Mit einer Braunkohleverstromung auf annähernd heutigem Niveau gibt es rechnerisch kein Szenario, in dem das eher moderate deutsche 2030er-Klimaziel – oder gar ein Weg zu Nullemissionen im Sinne des Paris-Abkommens – erreichbar ist. Für die Braunkohle bleibt künftig weder Platz in einem stabilen Netz noch im CO2-Budget. Auch in Sachsen werden Braunkohlekraftwerksblöcke schon weit vor 2030 den Betrieb einstellen müssen. Ein Großteil selbst der zum Abbau genehmigten Braunkohle in den Tagebauen wird im Boden bleiben müssen.

Warum also gibt es trotz all der definierten Ziele und der rechnerischen Fakten so wenig konkrete Pläne zum Zurückfahren und Einstellen der Braunkohleförderung und -verbrennung in Sachsen?

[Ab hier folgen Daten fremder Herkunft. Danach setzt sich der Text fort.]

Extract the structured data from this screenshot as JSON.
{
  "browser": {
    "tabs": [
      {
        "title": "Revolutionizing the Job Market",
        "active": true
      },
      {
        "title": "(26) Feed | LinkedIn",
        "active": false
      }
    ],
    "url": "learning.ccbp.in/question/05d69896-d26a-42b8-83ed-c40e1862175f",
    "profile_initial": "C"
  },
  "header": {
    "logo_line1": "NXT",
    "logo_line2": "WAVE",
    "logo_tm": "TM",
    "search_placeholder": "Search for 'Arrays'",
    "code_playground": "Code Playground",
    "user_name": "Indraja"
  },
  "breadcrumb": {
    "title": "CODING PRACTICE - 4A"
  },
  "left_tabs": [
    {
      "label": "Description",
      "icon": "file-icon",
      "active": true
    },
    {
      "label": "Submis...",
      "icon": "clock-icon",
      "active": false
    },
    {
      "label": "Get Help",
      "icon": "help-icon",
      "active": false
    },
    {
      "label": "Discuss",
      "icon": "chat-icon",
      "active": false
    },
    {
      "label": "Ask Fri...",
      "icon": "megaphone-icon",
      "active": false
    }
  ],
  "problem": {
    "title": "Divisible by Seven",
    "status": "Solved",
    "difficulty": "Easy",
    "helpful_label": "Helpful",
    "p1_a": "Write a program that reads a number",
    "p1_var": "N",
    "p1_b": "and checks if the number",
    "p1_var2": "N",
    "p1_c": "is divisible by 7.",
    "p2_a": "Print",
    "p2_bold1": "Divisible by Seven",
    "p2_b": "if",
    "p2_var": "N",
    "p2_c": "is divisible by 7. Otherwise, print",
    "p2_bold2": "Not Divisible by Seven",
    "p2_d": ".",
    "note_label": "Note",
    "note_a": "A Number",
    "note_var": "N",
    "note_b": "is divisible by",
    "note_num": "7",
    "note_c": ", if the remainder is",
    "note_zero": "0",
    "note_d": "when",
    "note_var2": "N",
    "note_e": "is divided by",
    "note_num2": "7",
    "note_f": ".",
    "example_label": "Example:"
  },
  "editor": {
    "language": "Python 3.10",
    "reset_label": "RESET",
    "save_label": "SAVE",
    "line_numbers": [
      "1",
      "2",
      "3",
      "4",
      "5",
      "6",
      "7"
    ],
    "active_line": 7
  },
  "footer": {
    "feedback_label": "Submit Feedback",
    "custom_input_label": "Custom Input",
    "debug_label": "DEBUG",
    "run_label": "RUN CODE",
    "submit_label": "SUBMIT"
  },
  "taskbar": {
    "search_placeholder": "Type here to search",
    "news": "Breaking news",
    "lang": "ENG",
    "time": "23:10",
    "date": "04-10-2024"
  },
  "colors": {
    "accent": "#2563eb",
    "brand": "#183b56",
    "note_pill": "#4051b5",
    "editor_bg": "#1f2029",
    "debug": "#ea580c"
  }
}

Die Kohlenutzung hat in unserem Bundesland eine lange Tradition, die Diskussionen um die Kohle sind von überalterten Geschichten und Mythen durchzogen und gleichzeitig sind die Fragen über gute Perspektiven für die Energiewirtschaft in Sachsen aktuell und drängend. Im Zentrum der Verteidigung der weiteren Kohlenutzung steht meist die Vorstellung, dass Kohle Arbeitsplätze schafft und wirtschaftlich ist. Doch stimmt das angesichts gravierender Schäden an Landschaft, Klima und unser aller Gesundheit infolge von fossil basierten Luftschadstoffen? Ist es noch wahr, dass erneuerbare Energien zu teuer oder zu unsicher sind? Sind die Umweltschäden durch die Kohlenutzung ausgleichbar und wer bezahlt das? Welchen Beitrag können Städte leisten, um einen 
Wandel der Energieversorgung voranzutreiben? Sind die Kohlekonzerne in den sächsischen Abbauregionen langfristig noch in der Lage, der lokalen Bevölkerung eine wirtschaftliche Zukunft zu bieten und gleichzeitig die ökologischen Folgerisiken wirksam zu adressieren? Welche touristischen und landwirtschaftlichen Potenziale entfalten sich nach der Kohle wirklich?

Der „Kohleatlas Sachsen“ ist eine Ergänzung der Publikation „Kohleatlas – Daten und Fakten über einen globalen Brennstoff“, die der Bund für Umwelt und Naturschutz und die Heinrich-Böll-Stiftung 2015 gemeinsam erarbeitet und herausgegeben haben. Wir wollen auf unsere regionale Situation eingehen, Fakten sammeln und Argumente sichten.

Unser Fazit ist: Der Abschied von der Kohle ist ein Schlüssel für den Übergang in eine Zukunft ohne fossile Brennstoffe. Er ist machbar, wenn wir unsere Energieversorgung konsequent auf erneuerbare Energiequellen ausrichten. Und er ist notwendig, damit Deutschland seinen internationalen Klimaverpflichtungen nachkommen kann. Der Umstieg auf ein erneuerbares Energiesystem gefährdet nicht Wohlstand und Wettbewerbsfähigkeit, sondern fördert sie. Mit dem Wandel der Energiewirtschaft in Sachsen schaffen wir einen Baustein, um der Vorstellung einer ökologischen und gerechten Gesellschaft ein Stück näher zu kommen – auch wenn dazu noch viele andere Schritte notwendig sind.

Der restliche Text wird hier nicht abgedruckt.